Andrew spent a fair amount of time defining and describing Microsoft’s work on the Microsoft Health Common User Interface (CUI). Per the MSCUI website:
The Microsoft Health Common User Interface (CUI) provides User Interface Design Guidance and Toolkit controls that address a wide range of patient safety concerns for healthcare organizations worldwide, enabling a new generation of safer, more usable and compelling health applications to be quickly and easily created.
This initiative is a few years old, and I’m very impressed with the progress that they’ve made. The last time I visited the website, the collection of controls was limited to some very basic components like date pickers. They’ve made huge progress in the past year or two, adding very robust, feature-rich controls like a Medications List View and Patient Banner.

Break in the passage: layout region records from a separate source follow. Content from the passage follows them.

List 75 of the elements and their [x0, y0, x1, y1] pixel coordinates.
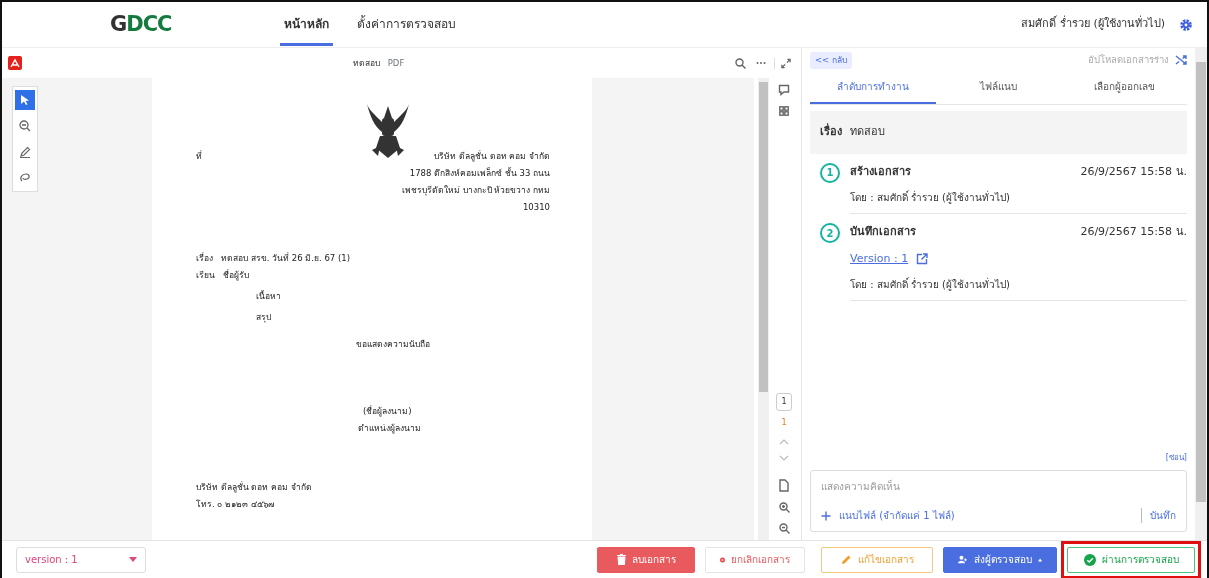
back-button[interactable]: << กลับ: [810, 52, 852, 69]
expand-icon[interactable]: [774, 57, 791, 69]
scrollbar[interactable]: [1195, 48, 1207, 540]
comment-icon[interactable]: [778, 84, 790, 96]
step-time: 26/9/2567 15:58 น.: [1080, 224, 1187, 241]
hide-link[interactable]: [ซ่อน]: [1165, 452, 1187, 464]
pen-icon[interactable]: [19, 146, 31, 158]
address-line: 10310: [521, 201, 550, 214]
step-author: โดย : สมศักดิ์ ร่ำรวย (ผู้ใช้งานทั่วไป): [850, 190, 1011, 206]
search-icon[interactable]: [735, 57, 746, 69]
check-circle-icon: [1083, 553, 1096, 566]
user-icon: [958, 554, 968, 565]
page-number-field[interactable]: 1: [776, 393, 792, 411]
closing-text: ขอแสดงความนับถือ: [355, 338, 431, 351]
shuffle-icon[interactable]: [1175, 54, 1187, 67]
subject-label: เรื่อง: [820, 124, 842, 140]
lasso-icon[interactable]: [19, 172, 31, 184]
page-number: 1: [781, 417, 787, 429]
zoom-in-icon[interactable]: [778, 502, 790, 513]
delete-button[interactable]: ลบเอกสาร: [597, 546, 695, 573]
document-icon[interactable]: [778, 479, 790, 492]
caret-icon: [1037, 557, 1042, 562]
tab[interactable]: ลำดับการทำงาน: [810, 74, 936, 104]
logo: GDCC: [110, 10, 173, 38]
version-select[interactable]: version : 1: [16, 546, 146, 573]
subject-text: ทดสอบ สรข. วันที่ 26 มิ.ย. 67 (1): [221, 251, 350, 265]
salutation-label: เรียน: [196, 269, 215, 282]
footer-text: โทร. ๐ ๒๑๒๓ ๔๕๖๗: [196, 498, 275, 511]
footer-text: บริษัท ดีลลูชั่น ดอท คอม จำกัด: [196, 480, 313, 495]
version-link[interactable]: Version : 1: [850, 250, 909, 268]
grid-icon[interactable]: [779, 106, 789, 116]
zoom-out-icon[interactable]: [778, 523, 790, 534]
external-link-icon[interactable]: [916, 253, 929, 265]
approve-button[interactable]: ผ่านการตรวจสอบ: [1067, 546, 1195, 573]
pencil-icon: [840, 554, 852, 565]
reference-label: ที่: [196, 149, 202, 163]
comment-box[interactable]: แสดงความคิดเห็น แนบไฟล์ (จำกัดแค่ 1 ไฟล์) บันทึก: [810, 470, 1187, 532]
comment-placeholder: แสดงความคิดเห็น: [821, 479, 901, 494]
scrollbar[interactable]: [758, 78, 769, 540]
emblem-drawing: [366, 102, 410, 160]
nav-link[interactable]: ตั้งค่าการตรวจสอบ: [353, 3, 460, 46]
pdf-icon: [8, 56, 22, 70]
body-text: เนื้อหา: [255, 289, 282, 303]
nav-link[interactable]: หน้าหลัก: [280, 3, 333, 46]
send-button[interactable]: ส่งผู้ตรวจสอบ: [943, 546, 1057, 573]
plus-icon: [821, 510, 831, 521]
step-number: 1: [820, 162, 840, 183]
pointer-icon[interactable]: [20, 94, 30, 106]
step-number: 2: [820, 223, 840, 244]
more-icon[interactable]: [756, 61, 766, 65]
cancel-button[interactable]: ยกเลิกเอกสาร: [705, 546, 805, 573]
address-line: เพชรบุรีตัดใหม่ บางกะปิ ห้วยขวาง กทม: [401, 184, 550, 198]
save-link[interactable]: บันทึก: [1141, 508, 1176, 523]
signer-position: ตำแหน่งผู้ลงนาม: [357, 422, 422, 436]
step-title: สร้างเอกสาร: [850, 163, 911, 180]
trash-icon: [616, 554, 626, 565]
subject-label: เรื่อง: [196, 251, 213, 265]
subject-text: ทดสอบ: [850, 124, 885, 140]
tab[interactable]: เลือกผู้ออกเลข: [1061, 74, 1187, 104]
signer-name: (ชื่อผู้ลงนาม): [362, 404, 413, 419]
step-author: โดย : สมศักดิ์ ร่ำรวย (ผู้ใช้งานทั่วไป): [850, 277, 1011, 293]
file-type: PDF: [387, 56, 405, 70]
body-text: สรุป: [255, 311, 272, 325]
document-title: ทดสอบ: [352, 56, 380, 70]
settings-icon[interactable]: [1179, 17, 1193, 32]
zoom-icon[interactable]: [19, 120, 31, 132]
recipient-text: ชื่อผู้รับ: [223, 268, 249, 283]
step-title: บันทึกเอกสาร: [850, 224, 916, 241]
tab[interactable]: ไฟล์แนบ: [935, 74, 1062, 104]
user-name[interactable]: สมศักดิ์ ร่ำรวย (ผู้ใช้งานทั่วไป): [1021, 16, 1165, 33]
step-time: 26/9/2567 15:58 น.: [1080, 163, 1187, 180]
address-line: 1788 ตึกสิงห์คอมเพล็กซ์ ชั้น 33 ถนน: [408, 166, 550, 180]
address-line: บริษัท ดีลลูชั่น ดอท คอม จำกัด: [433, 149, 550, 164]
attach-file-link[interactable]: แนบไฟล์ (จำกัดแค่ 1 ไฟล์): [821, 508, 955, 523]
caret-icon: [129, 557, 137, 562]
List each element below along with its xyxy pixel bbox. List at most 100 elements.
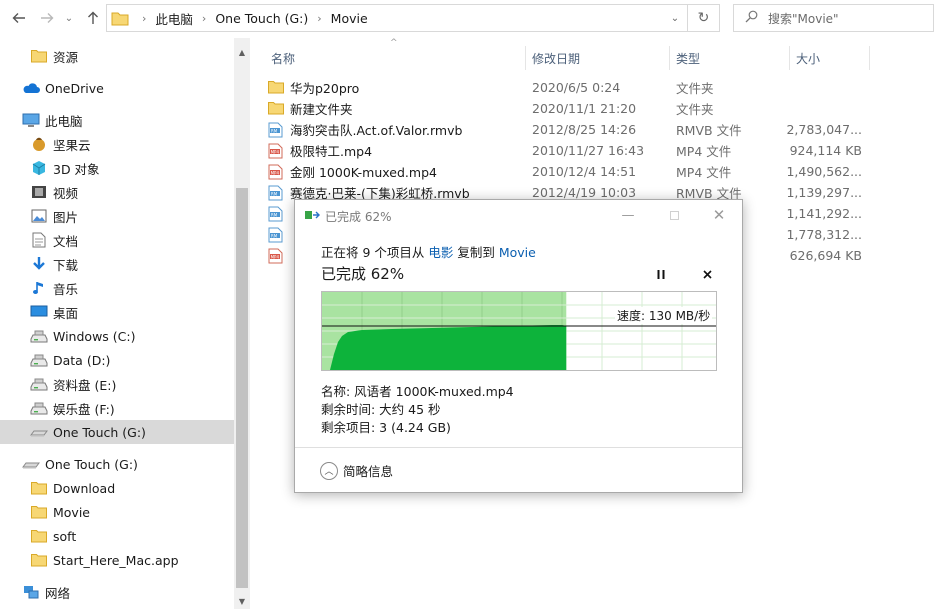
nav-item-label: 网络 [45,585,71,601]
file-row[interactable]: 新建文件夹 2020/11/1 21:20 文件夹 [268,98,868,119]
refresh-button[interactable]: ↻ [687,5,719,31]
search-placeholder: 搜索"Movie" [768,11,839,26]
destination-folder-link[interactable]: Movie [499,245,536,260]
copy-progress-dialog: 已完成 62% — ✕ 正在将 9 个项目从 电影 复制到 Movie 已完成 … [294,199,743,493]
file-size: 1,778,312... [786,227,862,242]
breadcrumb-movie[interactable]: Movie [331,11,368,26]
time-remaining: 剩余时间: 大约 45 秒 [321,402,441,417]
nav-item-label: 娱乐盘 (F:) [53,401,115,417]
nav-item-label: 资源 [53,49,79,65]
nav-item[interactable]: 下载 [0,252,234,276]
nav-item-label: One Touch (G:) [53,424,146,440]
folder-icon [268,101,284,117]
nav-item[interactable]: soft [0,524,234,548]
file-date: 2010/12/4 14:51 [532,164,637,179]
up-button[interactable] [82,6,104,30]
drive-icon [30,376,48,392]
breadcrumb-this-pc[interactable]: 此电脑 [155,9,193,28]
column-header-size[interactable]: 大小 [796,46,820,70]
nav-item[interactable]: 网络 [0,580,234,604]
nav-item[interactable]: 文档 [0,228,234,252]
nav-item-label: 桌面 [53,305,79,321]
copy-summary-prefix: 正在将 9 个项目从 [321,245,429,260]
svg-text:MP4: MP4 [271,254,280,259]
column-divider[interactable] [525,46,526,70]
maximize-button[interactable] [659,205,689,225]
file-row[interactable]: RM 海豹突击队.Act.of.Valor.rmvb 2012/8/25 14:26… [268,119,868,140]
minimize-icon: — [621,207,635,223]
scroll-up-arrow-icon[interactable]: ▲ [234,44,250,60]
mp4-file-icon: MP4 [268,143,284,159]
pause-button[interactable] [652,266,670,282]
column-divider[interactable] [789,46,790,70]
nav-item[interactable]: OneDrive [0,76,234,100]
nav-item[interactable]: 桌面 [0,300,234,324]
nav-item-label: Data (D:) [53,352,111,368]
nav-item[interactable]: Start_Here_Mac.app [0,548,234,572]
folder-icon [30,480,48,496]
nav-item[interactable]: 此电脑 [0,108,234,132]
nav-item[interactable]: 视频 [0,180,234,204]
nav-item[interactable]: 音乐 [0,276,234,300]
folder-icon [30,552,48,568]
nav-item-label: Start_Here_Mac.app [53,552,179,568]
nav-item[interactable]: 资料盘 (E:) [0,372,234,396]
navigation-pane: 资源 OneDrive 此电脑 坚果云 3D 对象 视频 图片 文档 下载 音乐桌面 Windows… [0,44,234,609]
throughput-area [322,325,567,370]
nav-item[interactable]: Movie [0,500,234,524]
dialog-title-bar[interactable]: 已完成 62% — ✕ [295,200,742,230]
scrollbar-thumb[interactable] [236,188,248,588]
progress-heading: 已完成 62% [321,265,405,283]
nav-item[interactable]: 娱乐盘 (F:) [0,396,234,420]
nav-item[interactable]: One Touch (G:) [0,420,234,444]
file-type: 文件夹 [676,102,714,117]
scroll-down-arrow-icon[interactable]: ▼ [234,593,250,609]
folder-icon [268,80,284,96]
recent-locations-button[interactable]: ⌄ [60,6,78,30]
search-box[interactable]: 搜索"Movie" [733,4,934,32]
nav-item[interactable]: 资源 [0,44,234,68]
nav-item-label: Movie [53,504,90,520]
arrow-right-icon [41,13,54,23]
file-size: 1,141,292... [786,206,862,221]
column-header-type[interactable]: 类型 [676,46,700,70]
transfer-speed-label: 速度: 130 MB/秒 [615,307,713,324]
close-button[interactable]: ✕ [704,205,734,225]
column-divider[interactable] [669,46,670,70]
minimize-button[interactable]: — [613,205,643,225]
fewer-details-button[interactable]: ︿ 简略信息 [320,461,393,480]
nav-item[interactable]: Data (D:) [0,348,234,372]
chevron-right-icon: › [142,11,147,25]
nav-item[interactable]: 3D 对象 [0,156,234,180]
file-size: 626,694 KB [789,248,862,263]
column-header-date[interactable]: 修改日期 [532,46,580,70]
file-name-cell: MP4 金刚 1000K-muxed.mp4 [268,161,520,182]
nav-item[interactable]: Download [0,476,234,500]
cancel-button[interactable] [698,266,716,282]
file-name: 极限特工.mp4 [290,144,373,159]
drive-icon [30,352,48,368]
file-row[interactable]: 华为p20pro 2020/6/5 0:24 文件夹 [268,77,868,98]
column-header-name[interactable]: 名称 [271,46,295,70]
nav-item[interactable]: One Touch (G:) [0,452,234,476]
chevron-down-icon: ⌄ [64,12,74,24]
navigation-scrollbar[interactable]: ▲ ▼ [234,38,250,609]
address-history-dropdown[interactable]: ⌄ [665,5,685,31]
address-bar[interactable]: › 此电脑 › One Touch (G:) › Movie ⌄ ↻ [106,4,720,32]
nav-item-label: One Touch (G:) [45,456,138,472]
back-button[interactable] [8,6,30,30]
close-icon: ✕ [712,206,726,224]
svg-text:RM: RM [271,191,278,196]
nav-item[interactable]: 图片 [0,204,234,228]
file-row[interactable]: MP4 极限特工.mp4 2010/11/27 16:43 MP4 文件 924,114… [268,140,868,161]
current-file-name: 名称: 风语者 1000K-muxed.mp4 [321,384,514,399]
source-folder-link[interactable]: 电影 [428,245,453,260]
usb-drive-icon [22,456,40,472]
nav-item[interactable]: Windows (C:) [0,324,234,348]
forward-button[interactable] [36,6,58,30]
file-size [748,98,862,119]
breadcrumb-one-touch[interactable]: One Touch (G:) [215,11,308,26]
column-divider[interactable] [869,46,870,70]
nav-item[interactable]: 坚果云 [0,132,234,156]
file-row[interactable]: MP4 金刚 1000K-muxed.mp4 2010/12/4 14:51 MP4 … [268,161,868,182]
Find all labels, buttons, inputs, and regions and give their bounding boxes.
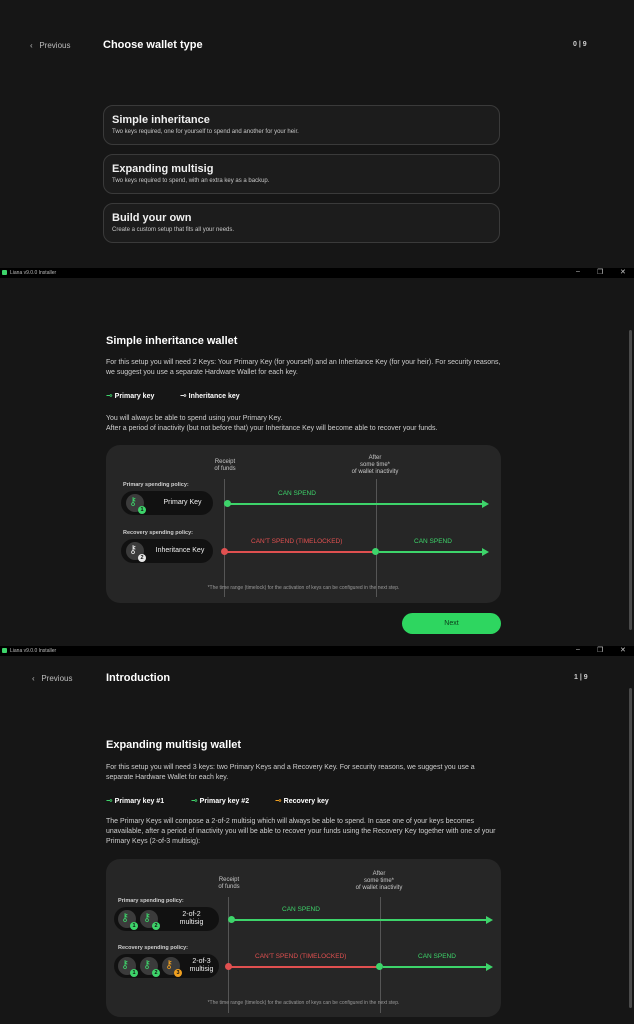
description: For this setup you will need 2 Keys: You… [106,359,501,376]
primary-key-2-badge: ⚷ 2 [140,910,160,930]
can-spend-label: CAN SPEND [418,953,456,960]
scrollbar[interactable] [629,688,632,1008]
key-icon: ⊸ [180,391,187,400]
recovery-policy-label: Recovery spending policy: [123,530,193,536]
maximize-icon[interactable]: ❐ [597,646,603,654]
key-icon: ⊸ [275,796,282,805]
after-label: After some time* of wallet inactivity [355,871,403,891]
previous-button[interactable]: ‹ Previous [30,41,70,50]
key-icon: ⊸ [191,796,198,805]
can-spend-label: CAN SPEND [282,906,320,913]
maximize-icon[interactable]: ❐ [597,268,603,276]
cant-spend-label: CAN'T SPEND (TIMELOCKED) [255,953,347,960]
next-button[interactable]: Next [402,613,501,634]
receipt-label: Receipt of funds [214,459,236,472]
recovery-key-badge: ⚷ 3 [162,957,182,977]
close-icon[interactable]: ✕ [620,646,626,654]
wallet-type-screen: ‹ Previous Choose wallet type 0 | 9 Simp… [0,0,634,268]
section-heading: Simple inheritance wallet [106,335,238,347]
option-simple-inheritance[interactable]: Simple inheritance Two keys required, on… [103,105,500,145]
cant-spend-label: CAN'T SPEND (TIMELOCKED) [251,538,343,545]
inheritance-key-badge: ⚷ 2 [126,542,146,562]
recovery-policy-label: Recovery spending policy: [118,945,188,951]
scrollbar[interactable] [629,330,632,630]
spend-info-2: After a period of inactivity (but not be… [106,425,438,432]
key-icon: ⚷ [121,959,130,971]
step-counter: 0 | 9 [573,41,587,48]
primary-key-1-badge: ⚷ 1 [118,910,138,930]
primary-policy-label: Primary spending policy: [123,482,189,488]
key-icon: ⚷ [143,912,152,924]
legend-recovery-key: ⊸ Recovery key [275,796,329,805]
primary-key-2-badge: ⚷ 2 [140,957,160,977]
legend-primary-key: ⊸ Primary key [106,391,155,400]
chevron-left-icon: ‹ [32,674,35,683]
key-icon: ⚷ [129,544,138,556]
key-icon: ⚷ [121,912,130,924]
footnote: *The time range (timelock) for the activ… [207,585,400,591]
spend-info-1: You will always be able to spend using y… [106,415,283,422]
key-icon: ⚷ [143,959,152,971]
minimize-icon[interactable]: – [576,646,580,653]
app-icon [2,270,7,275]
can-spend-label: CAN SPEND [414,538,452,545]
footnote: *The time range (timelock) for the activ… [207,1000,400,1006]
legend-primary-key-1: ⊸ Primary key #1 [106,796,165,805]
multisig-2of3-pill: ⚷ 1 ⚷ 2 ⚷ 3 2-of-3 multisig [114,954,219,978]
primary-key-1-badge: ⚷ 1 [118,957,138,977]
close-icon[interactable]: ✕ [620,268,626,276]
legend-inheritance-key: ⊸ Inheritance key [180,391,240,400]
key-icon: ⊸ [106,796,113,805]
primary-key-badge: ⚷ 1 [126,494,146,514]
window-titlebar: Liana v9.0.0 Installer – ❐ ✕ [0,646,634,656]
app-icon [2,648,7,653]
primary-policy-label: Primary spending policy: [118,898,184,904]
multisig-2of2-pill: ⚷ 1 ⚷ 2 2-of-2 multisig [114,907,219,931]
key-icon: ⚷ [165,959,174,971]
after-label: After some time* of wallet inactivity [351,455,399,475]
expanding-multisig-screen: ‹ Previous Introduction 1 | 9 Expanding … [0,656,634,1024]
option-build-your-own[interactable]: Build your own Create a custom setup tha… [103,203,500,243]
step-counter: 1 | 9 [574,674,588,681]
previous-button[interactable]: ‹ Previous [32,674,72,683]
simple-inheritance-screen: Simple inheritance wallet For this setup… [0,278,634,646]
multisig-info: The Primary Keys will compose a 2-of-2 m… [106,818,496,845]
legend-primary-key-2: ⊸ Primary key #2 [191,796,250,805]
key-icon: ⚷ [129,496,138,508]
receipt-label: Receipt of funds [218,877,240,890]
minimize-icon[interactable]: – [576,268,580,275]
policy-diagram: Receipt of funds After some time* of wal… [106,859,501,1017]
page-title: Choose wallet type [103,39,203,51]
window-titlebar: Liana v9.0.0 Installer – ❐ ✕ [0,268,634,278]
inheritance-key-pill: ⚷ 2 Inheritance Key [121,539,213,563]
option-expanding-multisig[interactable]: Expanding multisig Two keys required to … [103,154,500,194]
section-heading: Expanding multisig wallet [106,739,242,751]
primary-key-pill: ⚷ 1 Primary Key [121,491,213,515]
key-icon: ⊸ [106,391,113,400]
page-title: Introduction [106,672,171,684]
policy-diagram: Receipt of funds After some time* of wal… [106,445,501,603]
can-spend-label: CAN SPEND [278,490,316,497]
description: For this setup you will need 3 keys: two… [106,764,475,781]
chevron-left-icon: ‹ [30,41,33,50]
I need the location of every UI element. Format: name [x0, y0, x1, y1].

It’s easy to “geek out” over the control toolkit, but I think most of the real value comes from the Design Guidance. It is always a few steps ahead of the control toolkit (because the design gets fleshed out and validated before controls are built), but, more importantly, it provides a deeper view into the rationale behind the design of the controls.
The Patient Journey Demonstrator is used to showcase the controls and design guidance principles and could really be used to design a full-featured EMR, at least the UI.